JOCが多少なりとも問題としているのは、国などからコーチに支払われる謝金の一部を協会に寄付させ、海外遠征の時の会食代などに充てていたことだが、当時、これ自体は違反ではなかった。レスリング協会は8月中に、強化担当者内のやりとりであったため当時の事務局長などはその事実を知らなかったことを報告した。
高田専務はキックバックの慣習や、そういったことに使ったことは認めているが、妻の件はもちろん、私的流用は完全否定している。現場を知る強化関係者の一人が笑う。

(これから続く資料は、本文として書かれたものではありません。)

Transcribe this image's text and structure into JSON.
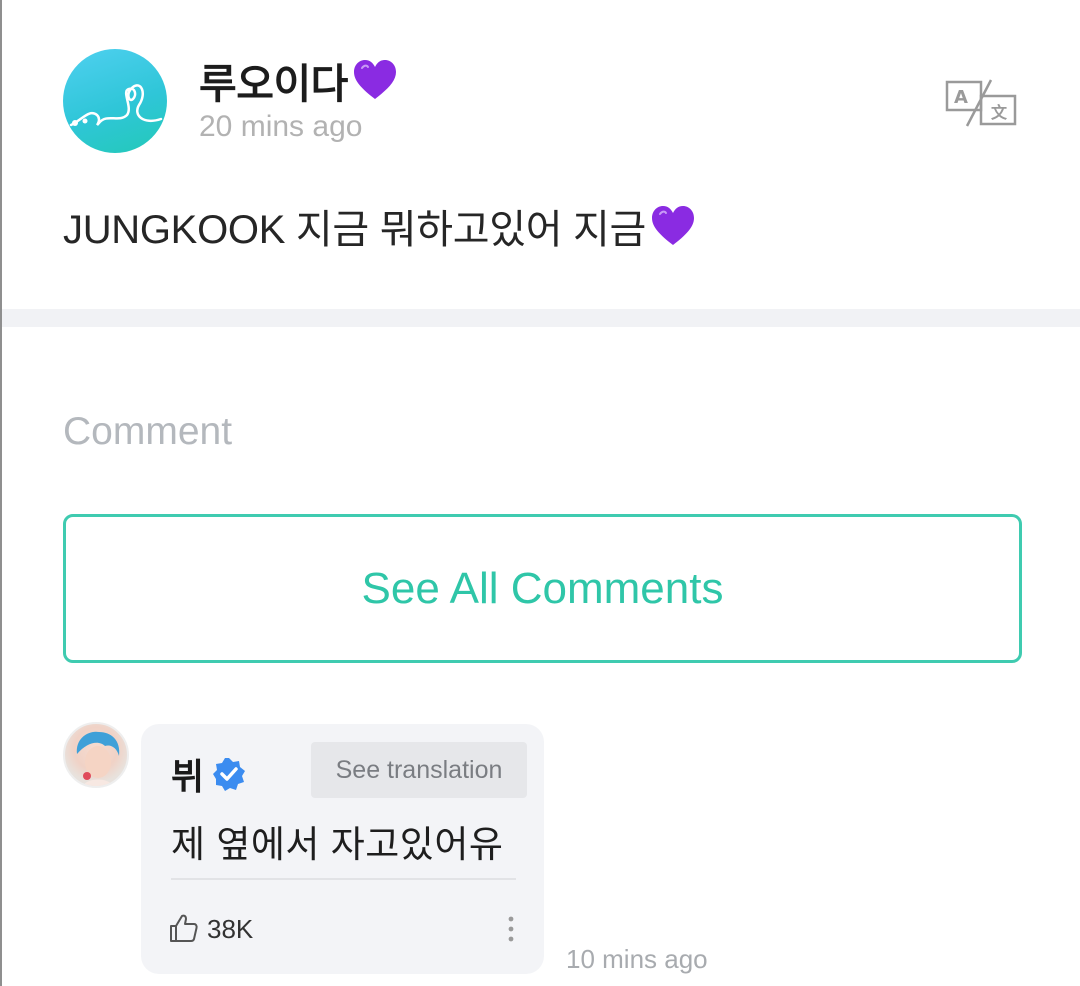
{
  "post": {
    "author_name": "루오이다",
    "author_emoji": "purple-heart-emoji",
    "time": "20 mins ago",
    "body": "JUNGKOOK 지금 뭐하고있어 지금",
    "body_emoji": "purple-heart-emoji",
    "translate_icon": "translate-icon"
  },
  "comments_section": {
    "heading": "Comment",
    "see_all_label": "See All Comments"
  },
  "comment": {
    "author_name": "뷔",
    "verified_icon": "verified-badge-icon",
    "see_translation_label": "See translation",
    "text": "제 옆에서 자고있어유",
    "like_icon": "thumbs-up-icon",
    "likes": "38K",
    "more_icon": "more-vertical-icon",
    "time": "10 mins ago"
  },
  "colors": {
    "accent": "#2fc6a8",
    "heart": "#8a2be2",
    "verified": "#3b8cf0"
  }
}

「キックバックしてもらった金でやった会食には、馳副会長も何度も参加しているんですよ。副会長であり政治家なら、『足しにして』と言って飲食代の一部でも払う立場でしょう。政財界の重鎮を連れて参加する時もあり、いい格好はするけれど、会計を気にしたことは一度もないです」
馳氏の誤算は、キックバックされた金の担当者だったのが、専大の後輩であり当時強化スタッフだった久木留毅・現国立スポーツ科学センター長だったこと。8年以上前の、しかも当時は違反行為でなかったことの責任を問うのなら、当然、久木留氏も責任を負う立場にある。馳氏は久木留氏が強化委員会の会計担当だったことを知らなかったのではないか。「いざとなったら、久木留を切るよ。政治家は、自分の目的のためなら人を切ることなど、なんとも思わない人種だろうから」との声もあるが、果たしてどうなるか。
機密事項が漏れている
さてこのレスリング界の暗闘には『半沢直樹』でも登場するような内通者がいる。もちろん馳氏もその一人であり、もう一人は、彼の息のかかった官僚である。協会の理事会で決定されたことが、すぐにスポーツ庁に伝わりメディアに流れていることから、多くの協会関係者はそれを感じている。前述の関係者はいう。
「ドラマでは、銀行に内通者がいて、機密事項があっという間に白井国交相に伝わる展開でしたが、うちもその通りだったので、笑いました。なぜ協会が発表していないことを、一部のマスコミがいち早く知ることができるのでしょうかね」
世の中、最初に活字やテレビ報道で出たことは、大きなインパクトとして残る。栄氏の時もメディアを使った印象操作でネガティブイメージをつくられた。今回、「週刊新潮」によって強化費を懐に入れたと報じられたことは、高田専務理事の評判を落とし、現政権の打倒に向けて強烈なイメージをつくったことは確かだ。
だが、「倍返し」はドラマだけのことではない。高田専務は名誉毀損での訴訟を起こすなどの「倍返し」を口にしている。ドラマで言うなら、まだ前半が終わったところ。政治家の圧力と闘う高田専務理事ほか現執行部の反撃から目が離せない。